“沛卿与魂沅兄多吃些酒菜,多日舟车劳顿,今日就好好放松放松。”
“是魂沅冒昧了,来喝酒喝酒。”夜魂沅端起一杯酒喝下,虽然他们未曾明说那人,但八九不离十是那皇帝。
“今日烟春坊新来了一些佳人,等沛卿有空,咱们几人一同前往。”
“见章说的对,那烟春坊的莲杏姑娘善诗词,人也若天仙一般,不似家妻粗暴!”拙辑一说起这些兴趣就上来了。
“拙辑兄还是小心为妙,若让嫂子听见免不得责罚。”司起忍不住调侃了一句。
“我家书榕虽性子粗暴,但也是我惯出来的,离了我,谁还能这么宠她……”说到这,拙辑似乎想起什么,转身对身后的小二说到
“给我包一盒望阳紫虚糕,书榕最爱吃了……”拙辑颤颤悠悠的从怀里掏出些许银子递给小二,又转回头继续吃菜。

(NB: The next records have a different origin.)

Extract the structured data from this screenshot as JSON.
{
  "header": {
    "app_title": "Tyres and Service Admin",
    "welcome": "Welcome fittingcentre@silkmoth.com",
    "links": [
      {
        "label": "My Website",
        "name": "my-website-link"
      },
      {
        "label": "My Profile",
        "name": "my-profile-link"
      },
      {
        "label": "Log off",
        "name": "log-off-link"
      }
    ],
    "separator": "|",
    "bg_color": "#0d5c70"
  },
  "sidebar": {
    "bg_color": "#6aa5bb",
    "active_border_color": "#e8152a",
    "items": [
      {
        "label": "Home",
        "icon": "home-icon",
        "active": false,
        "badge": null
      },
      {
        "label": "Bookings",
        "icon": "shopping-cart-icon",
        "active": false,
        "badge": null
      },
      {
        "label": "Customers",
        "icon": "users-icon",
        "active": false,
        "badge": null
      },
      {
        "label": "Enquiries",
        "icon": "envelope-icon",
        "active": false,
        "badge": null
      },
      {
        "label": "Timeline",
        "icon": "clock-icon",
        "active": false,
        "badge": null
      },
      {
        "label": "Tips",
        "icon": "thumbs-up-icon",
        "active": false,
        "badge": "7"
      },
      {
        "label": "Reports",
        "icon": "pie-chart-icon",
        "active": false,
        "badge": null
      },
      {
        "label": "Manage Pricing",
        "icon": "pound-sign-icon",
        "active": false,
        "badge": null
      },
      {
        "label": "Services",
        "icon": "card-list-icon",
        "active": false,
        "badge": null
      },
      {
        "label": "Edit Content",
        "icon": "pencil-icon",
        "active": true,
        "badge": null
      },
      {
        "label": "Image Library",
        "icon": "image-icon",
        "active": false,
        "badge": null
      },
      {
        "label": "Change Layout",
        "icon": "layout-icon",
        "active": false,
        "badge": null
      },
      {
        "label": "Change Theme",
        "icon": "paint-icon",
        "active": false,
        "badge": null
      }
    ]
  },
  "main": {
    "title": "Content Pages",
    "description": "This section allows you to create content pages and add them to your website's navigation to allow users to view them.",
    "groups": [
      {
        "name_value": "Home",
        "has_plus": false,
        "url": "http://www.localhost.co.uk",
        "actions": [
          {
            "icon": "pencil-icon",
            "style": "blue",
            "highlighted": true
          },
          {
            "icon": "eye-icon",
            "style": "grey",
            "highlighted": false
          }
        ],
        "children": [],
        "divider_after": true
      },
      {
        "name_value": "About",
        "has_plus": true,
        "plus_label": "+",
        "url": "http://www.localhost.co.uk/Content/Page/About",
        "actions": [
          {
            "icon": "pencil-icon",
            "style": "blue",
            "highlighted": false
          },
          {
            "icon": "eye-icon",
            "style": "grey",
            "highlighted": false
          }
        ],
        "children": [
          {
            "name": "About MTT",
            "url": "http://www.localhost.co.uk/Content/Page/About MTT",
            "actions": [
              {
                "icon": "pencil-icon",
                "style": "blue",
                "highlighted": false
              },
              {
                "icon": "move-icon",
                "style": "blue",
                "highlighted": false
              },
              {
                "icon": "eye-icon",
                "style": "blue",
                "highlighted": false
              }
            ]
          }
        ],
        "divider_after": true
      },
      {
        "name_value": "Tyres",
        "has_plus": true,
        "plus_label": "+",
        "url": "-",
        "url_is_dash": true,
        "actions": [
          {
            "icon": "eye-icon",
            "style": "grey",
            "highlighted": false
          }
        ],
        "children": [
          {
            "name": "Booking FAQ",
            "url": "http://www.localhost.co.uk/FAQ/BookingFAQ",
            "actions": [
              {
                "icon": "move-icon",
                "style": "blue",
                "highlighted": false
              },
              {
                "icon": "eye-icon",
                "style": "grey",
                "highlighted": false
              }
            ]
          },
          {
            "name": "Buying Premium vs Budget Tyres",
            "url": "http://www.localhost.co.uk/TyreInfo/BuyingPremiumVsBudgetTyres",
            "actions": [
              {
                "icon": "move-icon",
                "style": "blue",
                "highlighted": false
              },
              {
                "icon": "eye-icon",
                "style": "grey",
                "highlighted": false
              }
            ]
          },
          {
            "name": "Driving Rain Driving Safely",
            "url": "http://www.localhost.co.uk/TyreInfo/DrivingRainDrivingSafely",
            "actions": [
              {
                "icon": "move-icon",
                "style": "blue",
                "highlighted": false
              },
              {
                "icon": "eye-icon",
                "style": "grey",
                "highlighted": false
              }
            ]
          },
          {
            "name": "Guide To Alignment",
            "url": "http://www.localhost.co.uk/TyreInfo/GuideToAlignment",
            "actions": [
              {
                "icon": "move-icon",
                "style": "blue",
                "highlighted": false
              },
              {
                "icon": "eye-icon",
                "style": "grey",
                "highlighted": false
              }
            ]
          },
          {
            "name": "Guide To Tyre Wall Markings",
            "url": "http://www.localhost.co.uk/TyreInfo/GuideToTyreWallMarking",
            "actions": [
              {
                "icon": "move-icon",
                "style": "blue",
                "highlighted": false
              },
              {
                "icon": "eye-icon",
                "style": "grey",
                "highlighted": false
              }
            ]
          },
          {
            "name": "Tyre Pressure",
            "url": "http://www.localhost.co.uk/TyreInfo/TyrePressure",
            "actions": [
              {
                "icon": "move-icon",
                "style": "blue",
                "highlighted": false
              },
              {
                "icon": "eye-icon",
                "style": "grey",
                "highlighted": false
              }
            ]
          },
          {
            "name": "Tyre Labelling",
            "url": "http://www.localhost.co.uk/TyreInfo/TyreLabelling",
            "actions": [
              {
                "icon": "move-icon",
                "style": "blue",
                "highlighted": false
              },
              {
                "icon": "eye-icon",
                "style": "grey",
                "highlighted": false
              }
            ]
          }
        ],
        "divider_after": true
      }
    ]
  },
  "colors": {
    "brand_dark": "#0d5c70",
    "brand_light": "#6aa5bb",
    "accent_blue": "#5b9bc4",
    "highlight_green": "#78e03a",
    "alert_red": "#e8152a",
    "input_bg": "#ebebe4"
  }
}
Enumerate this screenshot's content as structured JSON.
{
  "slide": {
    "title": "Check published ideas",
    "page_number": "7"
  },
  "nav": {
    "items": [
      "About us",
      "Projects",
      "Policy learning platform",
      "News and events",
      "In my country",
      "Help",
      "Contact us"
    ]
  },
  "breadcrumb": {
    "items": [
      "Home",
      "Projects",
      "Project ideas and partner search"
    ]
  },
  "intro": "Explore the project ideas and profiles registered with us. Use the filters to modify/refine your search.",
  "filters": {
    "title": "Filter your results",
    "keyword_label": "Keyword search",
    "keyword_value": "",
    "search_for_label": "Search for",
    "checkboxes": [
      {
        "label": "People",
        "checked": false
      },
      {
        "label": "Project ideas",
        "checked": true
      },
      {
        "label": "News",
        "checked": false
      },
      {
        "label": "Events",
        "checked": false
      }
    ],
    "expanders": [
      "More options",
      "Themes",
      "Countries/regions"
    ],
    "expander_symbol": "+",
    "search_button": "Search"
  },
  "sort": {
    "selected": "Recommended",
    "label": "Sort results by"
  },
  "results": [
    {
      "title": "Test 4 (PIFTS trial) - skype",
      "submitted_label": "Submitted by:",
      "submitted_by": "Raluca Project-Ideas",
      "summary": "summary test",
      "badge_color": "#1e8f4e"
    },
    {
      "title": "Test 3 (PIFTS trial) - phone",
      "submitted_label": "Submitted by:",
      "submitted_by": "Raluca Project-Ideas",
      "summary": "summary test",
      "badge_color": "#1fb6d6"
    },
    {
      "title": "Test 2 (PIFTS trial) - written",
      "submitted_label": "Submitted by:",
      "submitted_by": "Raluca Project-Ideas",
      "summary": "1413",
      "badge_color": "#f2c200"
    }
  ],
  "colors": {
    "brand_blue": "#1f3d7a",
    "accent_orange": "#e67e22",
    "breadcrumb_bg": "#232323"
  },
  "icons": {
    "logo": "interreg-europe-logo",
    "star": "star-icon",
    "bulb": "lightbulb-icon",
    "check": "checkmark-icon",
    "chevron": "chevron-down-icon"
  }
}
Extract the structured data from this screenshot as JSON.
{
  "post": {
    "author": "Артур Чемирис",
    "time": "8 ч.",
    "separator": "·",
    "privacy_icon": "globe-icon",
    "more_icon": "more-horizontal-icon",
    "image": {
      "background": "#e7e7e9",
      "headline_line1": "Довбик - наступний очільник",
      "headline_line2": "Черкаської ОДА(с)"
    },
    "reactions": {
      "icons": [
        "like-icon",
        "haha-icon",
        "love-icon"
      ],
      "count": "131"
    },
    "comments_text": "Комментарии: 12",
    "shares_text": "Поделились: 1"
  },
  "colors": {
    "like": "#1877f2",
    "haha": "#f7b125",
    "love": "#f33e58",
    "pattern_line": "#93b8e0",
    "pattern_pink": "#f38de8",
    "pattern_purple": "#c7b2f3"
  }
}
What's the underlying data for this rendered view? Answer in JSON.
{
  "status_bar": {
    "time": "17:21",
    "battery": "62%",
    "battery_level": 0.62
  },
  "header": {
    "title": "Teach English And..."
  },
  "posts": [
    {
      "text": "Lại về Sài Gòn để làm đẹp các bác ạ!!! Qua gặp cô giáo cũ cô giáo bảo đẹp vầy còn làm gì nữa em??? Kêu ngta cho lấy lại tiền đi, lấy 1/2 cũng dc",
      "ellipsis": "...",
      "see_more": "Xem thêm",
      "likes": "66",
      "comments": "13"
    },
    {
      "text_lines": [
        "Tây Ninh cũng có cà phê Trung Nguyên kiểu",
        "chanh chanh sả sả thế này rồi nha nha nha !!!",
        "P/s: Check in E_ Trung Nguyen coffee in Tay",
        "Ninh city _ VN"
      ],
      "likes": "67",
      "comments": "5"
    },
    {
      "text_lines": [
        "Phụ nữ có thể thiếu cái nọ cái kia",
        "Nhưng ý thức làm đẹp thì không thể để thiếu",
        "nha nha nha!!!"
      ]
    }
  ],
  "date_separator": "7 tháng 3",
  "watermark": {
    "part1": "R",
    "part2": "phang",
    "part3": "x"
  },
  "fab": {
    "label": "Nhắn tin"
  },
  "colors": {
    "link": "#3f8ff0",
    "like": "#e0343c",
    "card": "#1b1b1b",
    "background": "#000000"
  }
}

“哈哈哈,拙辑兄还是老样子,见章兄,不知芳宜阿嫂身子可好些了?”司起记得古书一战,见章一家便只有他们二人逃了出来,如今偷偷躲于南边边境才得以存活,打那时起嫂子的身体便一日不如一日,说来这全拜他所赐。
“有劳沛卿兄挂怀,芳宜如今行动无碍只是不能累着。”
“那便好,我在边塞也曾去看望槿逸兄,你们无需担心。”
“我也曾去信给他,得知他无事便心安了。”见章说完也命小二包了一盒望阳紫虚糕。
“沛卿也不必自责,弱肉强食本是常态,身在乱世谁能安稳度日啊,来喝酒喝酒!”拙辑端起酒杯四人一起举杯共饮。
“阿爹,阿爹~”
房门被推开,一个紫衣小女孩兴冲冲的跑到了见章身边,司起刚想开口,另一扇门也被另一只小手用力推开,看见满屋的人后,小男孩理了理衣服,拱手行礼。
“在下姓宋名逸字君然,见过各位伯父。”
“小女姓沈名皓字紫茵,见过各位伯父。”
“这是见章与拙辑兄的孩子吧,都这般大了。”司起瞧着眼前的一幕愧疚多少好了些。
“宋君然你怎么在这,书榕也来了?!完了,沛卿、魂沅兄、见章兄告辞,改日咱们再叙!”拙辑说完拿起桌上的糕点就抓着自家儿子往外跑。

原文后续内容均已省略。